Alien-Invasion? Trump jagt »Wahlbetrüger«
Eine Kommission soll »bleibenden Zweifeln« über illegale Voten für Hillary Clinton nachgehen
Kris Korbach jagt Wähler. Und zwar jene, die nach Meinung von US-Präsident Trump illegal für Hillary Clinton gestimmt haben. Man müsse »bleibenden Zweifeln« nachgehen, erklärte Korbach. Der Republikaner aus Kansas ist Vorsitzender der von Trump einberufenen »Kommission für Wahlintegrität«. In seinem Heimatstaat habe er möglichen Wahlbetrug durch Migranten oder verurteilte Straftäter untersucht, nun müsse man eine »landesweite Untersuchung« durchführen, fordert Korbach.
Dazu traf sich die Kommission am Donnerstag zum ersten Mal, hinter verschlossenen Türen. Obwohl die Gruppe angekündigt hatte, öffentlich zu tagen, konnte die Öffentlichkeit nur per Livestream teilhaben.
Ende Juni hatte die Anfang Mai per Erlass des Präsidenten gegründete Kommission die Bundesstaaten aufgefordert, zahlreiche Daten aus ihren Wählerverzeichnissen an die Kommission zu übergeben - darunter Adressen, Geburtsdaten, Teile der Sozialversicherungsnummer und die Wahlbeteiligung seit 2006.
44 der 50 Bundesstaaten - auch republikanisch regierte - hatten das unter Verweis auf den Datenschutz abgelehnt oder nur bereits öffentlich verfügbare Daten zugänglich gemacht.

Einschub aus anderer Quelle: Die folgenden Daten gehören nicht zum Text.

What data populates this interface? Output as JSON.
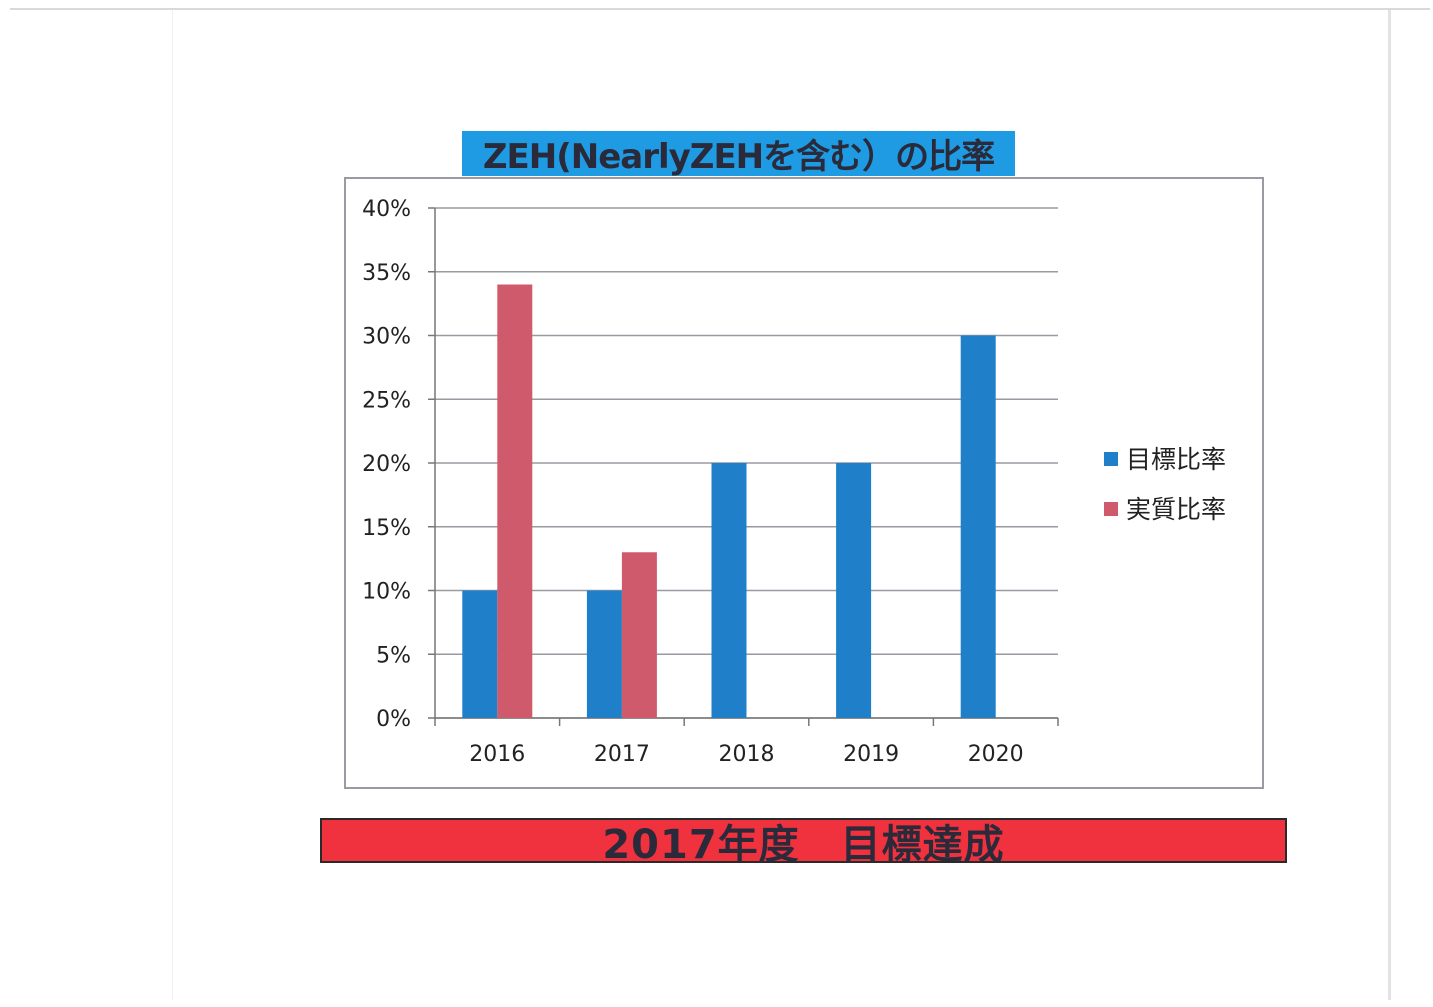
{
  "header": {
    "title": "ZEH(NearlyZEHを含む）の比率"
  },
  "footer": {
    "banner": "2017年度　目標達成"
  },
  "colors": {
    "title_bg": "#1e9be3",
    "footer_bg": "#f0323e",
    "target": "#1f7fc9",
    "actual": "#cf5a6c"
  },
  "chart_data": {
    "type": "bar",
    "title": "ZEH(NearlyZEHを含む）の比率",
    "categories": [
      "2016",
      "2017",
      "2018",
      "2019",
      "2020"
    ],
    "series": [
      {
        "name": "目標比率",
        "color": "#1f7fc9",
        "values": [
          0.1,
          0.1,
          0.2,
          0.2,
          0.3
        ]
      },
      {
        "name": "実質比率",
        "color": "#cf5a6c",
        "values": [
          0.34,
          0.13,
          null,
          null,
          null
        ]
      }
    ],
    "ylim": [
      0,
      0.4
    ],
    "yticks": [
      {
        "value": 0.0,
        "label": "0%"
      },
      {
        "value": 0.05,
        "label": "5%"
      },
      {
        "value": 0.1,
        "label": "10%"
      },
      {
        "value": 0.15,
        "label": "15%"
      },
      {
        "value": 0.2,
        "label": "20%"
      },
      {
        "value": 0.25,
        "label": "25%"
      },
      {
        "value": 0.3,
        "label": "30%"
      },
      {
        "value": 0.35,
        "label": "35%"
      },
      {
        "value": 0.4,
        "label": "40%"
      }
    ],
    "grid": true,
    "legend": "right"
  }
}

Die Kommission könne »in den Golf von Mexiko springen«, er werde die »Privatsphäre der Bürger schützen«, erklärte etwa der Staatssekretär von Mississippi, Delbert Hoseman. Letzte Woche machte die Kommission dann einen Rückzieher, weil die Bürgerrechtsorganisation Electronic Privacy Information Center (EPIC) Klage eingereicht hatte.
Der amtierende US-Präsident hatte bei den Präsidentschaftswahlen die Mehrheit der Wahlmänner-Stimmen, nicht aber die des »Popular Vote« gewonnen. Landesweit hatte Hillary Clinton rund drei Millionen Stimmen mehr erhalten als der New Yorker Multimillionär. Immer wieder hatte Trump von »manipulierten« Wahlen gesprochen. Nach der Wahl behauptete der US-Präsident, er habe nach »Abzug der Stimmen von Millionen Menschen, die illegal gewählt haben«, auch die Mehrheit der Stimmen landesweit gewonnen.
Doch für Wahlbetrug haben Wissenschaftler nur verschwindend geringe Anzeichen gefunden. Zwar ermittelte eine Pew Research Studie 2012, dass landesweit 1,8 Millionen Menschen noch in den Wählerlisten eingetragen waren, obwohl sie bereits verstorben sind, doch es gibt keine Hinweise, dass daraus massenhafter Wahlbetrug folgte. Eine Studie der Loyola-Universität, die eine Milliarde abgegebene Stimmen von 2000 bis 2014 untersuchte, fand nur 31 explizite Betrugsindizien.
Trump und Korbach stehen in einer langen Tradition republikanischer Sorge über angeblichen Wahlbetrug durch Migranten und Straftäter, die in vielen US-Bundesstaaten nicht wählen dürfen. Um angeblichen Wahlbetrug zu verhindern, sind in vielen Staaten strikte Wählergesetze erlassen worden, die etwa eine frühzeitige Registrierung oder in einem Land ohne Ausweispflicht die Vorlage eines Ausweises verlangen und marginalisierte Gruppen benachteiligen - diese wählen häufig eher die Demokraten.
»Wir wollen die Stimme der amerikanischen Wähler hören«, denn »darum ginge es wirklich«, erklärte Vizepräsident Mike Pence am Mittwochabend. Tatsächlich gehe es dem Präsidenten aber nicht um Wahlbetrug, sondern darum marginalisierte Gruppen, die traditionell die Demokraten wählen, wie Latinos oder Schwarze von der Wahl abzuhalten, kritisieren liberale Aktivisten. Davon profitieren vor allem die Republikaner und ihre treuesten Wähler: eher wohlhabende und ältere Weiße.
»König der Wählerunterdrücker« nennt die Bürgerrechtsorganisation Kris Korbach übrigens. Sie hat in der Vergangenheit bereits vier Mal gegen den Republikaner geklagt. Ein anderes Mitglied der Kommission bebilderte einen Bericht über angeblichen Wahlbetrug mit Ufo-Bildern - die Überschrift: »Alien Invasion«.